Thursday, October 15, 2009

BitMasks / Packing Data into fp Render Targets

Recently I had the need to pack bit fields into 32-bit channels of a 32:32:32:32 fp render target.
First of all we can assume that all registers in the pixel shader operate in 32-bit precision and output data is written into a 32-bit fp render target. The 32-bit (or single-precision) floating point format uses 1 sign, 8-bits of exponent, and 23 bits of mantissa following the IEEE 754 standard.

To maintain maximum precision during floating-point computations, most computations use normalized values. Keeping floating-point numbers normalized is beneficial because it maintains the maximum number of bits of precision in a computation. If several higher-order bits of the mantissa are all zero, the mantissa has that many fewer bits of precision available for computation. Therefore a floating-point computation will be more accurate if it involves only normalized values whose higher-order mantissa bit contains one.

The IEEE 754 32-bit floating-point format specifies special cases in case the bits in the exponent are all set to zeros or ones. If all exponent bits are set, then the number represents either =/- infinity or a NaN (not-a-number), depending on the mantissa value. If all exponent bits are zero, then the number is denormalized and automatically gets flushed to zero as specified in the Direct3D 10 single-precision floating-point specifications (see Nicolas Thibieroz, "Packing Arbitrary Bit Fields into 16-bit Floating-Point Render Targets in DirectX10", ShaderX7).

When packing bit values, those cases need to be avoided.

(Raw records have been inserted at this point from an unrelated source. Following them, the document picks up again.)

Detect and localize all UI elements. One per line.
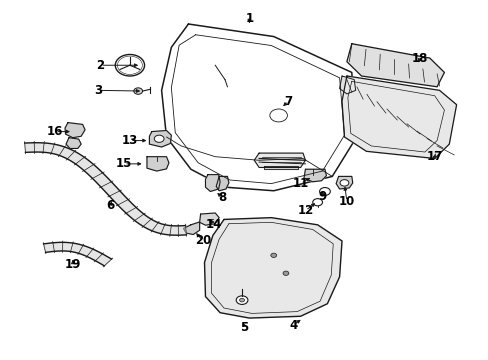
Circle shape	[339, 180, 348, 186]
Circle shape	[134, 88, 142, 94]
Text: 3: 3	[94, 84, 102, 97]
Text: 11: 11	[292, 177, 308, 190]
Polygon shape	[65, 123, 85, 138]
Circle shape	[283, 271, 288, 275]
Text: 16: 16	[47, 125, 63, 138]
Text: 1: 1	[245, 12, 253, 25]
Text: 14: 14	[205, 218, 222, 231]
Polygon shape	[341, 76, 456, 158]
Text: 20: 20	[195, 234, 211, 247]
Circle shape	[154, 135, 163, 142]
Polygon shape	[149, 131, 171, 147]
Text: 13: 13	[122, 134, 138, 147]
Text: 10: 10	[338, 195, 354, 208]
Polygon shape	[304, 169, 326, 182]
Circle shape	[312, 199, 322, 206]
Circle shape	[239, 298, 244, 302]
Polygon shape	[66, 138, 81, 148]
Text: 17: 17	[426, 150, 442, 163]
Polygon shape	[43, 242, 111, 266]
Polygon shape	[25, 143, 186, 235]
Text: 9: 9	[318, 190, 326, 203]
Circle shape	[319, 188, 330, 195]
Circle shape	[115, 54, 144, 76]
Polygon shape	[161, 24, 356, 191]
Polygon shape	[346, 44, 444, 87]
Circle shape	[270, 253, 276, 257]
Polygon shape	[254, 153, 305, 167]
Text: 12: 12	[297, 204, 313, 217]
Text: 5: 5	[240, 320, 248, 333]
Text: 7: 7	[284, 95, 292, 108]
Circle shape	[236, 296, 247, 305]
Polygon shape	[216, 176, 228, 191]
Text: 2: 2	[97, 59, 104, 72]
Polygon shape	[335, 176, 352, 189]
Text: 4: 4	[288, 319, 297, 332]
Polygon shape	[199, 213, 219, 225]
Polygon shape	[204, 218, 341, 318]
Polygon shape	[339, 76, 355, 94]
Polygon shape	[147, 157, 168, 171]
Polygon shape	[205, 175, 220, 192]
Text: 19: 19	[64, 258, 81, 271]
Polygon shape	[264, 166, 298, 169]
Text: 15: 15	[116, 157, 132, 170]
Text: 18: 18	[411, 51, 427, 64]
Text: 6: 6	[106, 199, 114, 212]
Text: 8: 8	[218, 192, 226, 204]
Polygon shape	[183, 222, 199, 234]
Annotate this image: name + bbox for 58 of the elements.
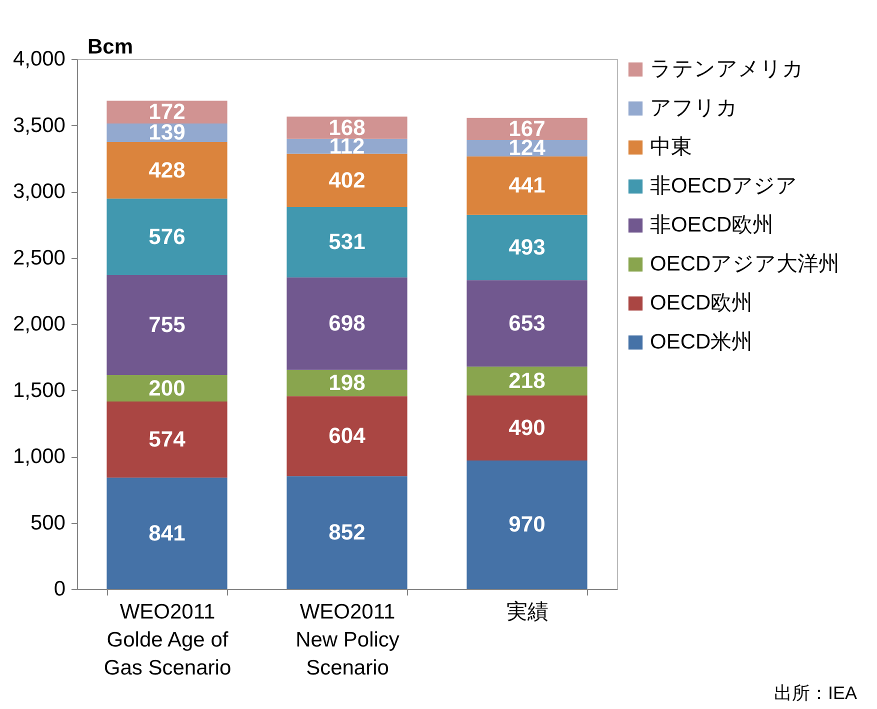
y-tick-label: 500 bbox=[30, 511, 66, 534]
bar bbox=[466, 156, 588, 215]
y-tick-label: 3,000 bbox=[12, 180, 66, 203]
legend-label: ラテンアメリカ bbox=[650, 58, 804, 80]
data-label: 531 bbox=[328, 229, 366, 254]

// Pack three positive normalized numbers between 0.0 and 1.0 into a 32-bit fp
// channel of a render target
float Pack3PNForFP32(float3 channel)
// layout of a 32-bit fp register
// 1 sign bit; 8 bits for the exponent and 23 bits for the mantissa
uint uValue;

// pack x
uValue = ((uint)(channel.x * 65535.0 + 0.5)); // goes from bit 0 to 15
// pack y in EMMMMMMM
uValue |= ((uint)(channel.y * 255.0 + 0.5)) << 16

// pack z in SEEEEEEE
// the last E will never be 1b because the upper value is 254
// max value is 11111110 == 254
// this prevents the bits of the exponents to become all 1
// range is 1.. 254
// to prevent an exponent that is 0 we add 1.0
uValue |= ((uint)(channel.z * 253.0 + 1.5)) << 24

return asfloat(uValue);

// unpack three positive normalized values from a 32-bit float
float3 Unpack3PNFromFP32(float fFloatFromFP32)
float a, b, c, d;
uint uValue;
uint uInputFloat = asuint(fFloatFromFP32);
// unpack a
// mask out all the stuff above 16-bit with 0xFFFF
a = ((uInputFloat) & 0xFFFF) / 65535.0;
b = ((uInputFloat >> 16) & 0xFF) / 255.0;
// extract the 1..254 value range and subtract 1
// ending up with 0..253
c = (((uInputFloat >> 24) & 0xFF) - 1.0) / 253.0;

return float3(a, b, c);


Anonymous said...

How many bits do your original 3 values have to begin with?

From the looks of your algo, the X channel would be 16b, Y would be 8b, but Z is 8b too, but with limited range [0, 254].

Basically, to avoid denorms+NaNs, you could say you really only have 3*10b available in a 32b chunk, which could be preferable in some case.

And if you only need 3*8b, then they can all fit in the mantissa in a normalized number (just add 2^24 and you're pretty much done).

Anonymous said...

How do I pack r8g8b8a6 in f32?

Wolfgang Engel said...

well the first three channels are easy. You would need to make sure that the whole exponent doesn't go to 0 or 1.
One way to do this is always add 1 and subtract it later.

Wolfgang Engel said...

I would think a good strategy is to check if the exponent is zero and then set bit 30? I am sure someone has a better idea.

Unknown said...

Another way of doing this from a post I did in 2005:

More for packing offline packing then unpacking in the shader in 3 float instructions.

I have used it personally for packing blend shape vertex streams.

MikeR said...

Great article. Really interesting how you had to work around FP exponent special cases.